Riccardo Tucci & Rhamis Kent: In your opinion, how could we generate more interest among people, including private and public institutions, to realize the potential of ecological restoration?
John D. Liu: We are living in and witnessing the end of an era. The energy waste, the mass production for the sake of profit not because it is actually needed, the planned obsolescence that makes an engineer or designer build something that will fall apart so that the consumer must buy another, the vast disparity between the rich and the poor has led to altering the planet’s life support systems. The climate is changing. Temperatures are rising. The oceans are rising and are at risk of acidification. The Earth’s wondrous biodiversity is disappearing not naturally but ripped from the ground by greedy individuals and corporations. If this continues to its logical conclusion, then civilization as we know it will end because we are billions and billions of people. To survive we must find another purpose, another intention.
The future will be different. Human life will change because it must. This is an inevitable process. Thinking, contemplating, meditating and sharing with one an-other is the way to move forward. Protecting water, soil, vegetation, and animals are the way forward. Working with degraded lands to bring the water back, to take dry dust and grow fertile soils, to restore vegetation and biodiversity, to eat healthy delicious food that is not contaminated is very satisfying. People who work with each other to do this begin to experience great joy. They eat great food. They are healthy. They begin to understand what it means to live and to love unconditionally. This is the future for the humanity and the Earth if it is to survive. This seems to me the way to engage people in restoration.

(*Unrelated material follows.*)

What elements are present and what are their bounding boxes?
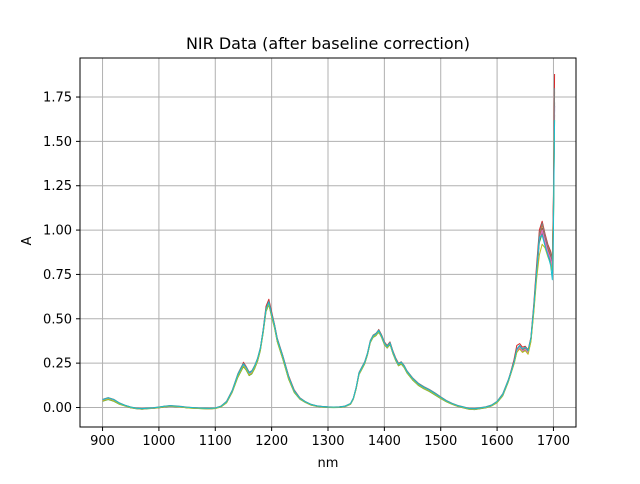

Short Presentation of John D. Liu:
John Dennis Liu (born 1953 in Nashville, Tennessee) is a Chinese American film-maker and ecologist. He is also a researcher at several institutions. In January 2015 John was named Visiting Fellow at Netherlands Institute of Ecology (NIOO) of the Royal Netherlands Academy of Arts and Sciences. John is also Ecosystem Ambassador for the Commonland Foundation based in Amsterdam, Netherlands.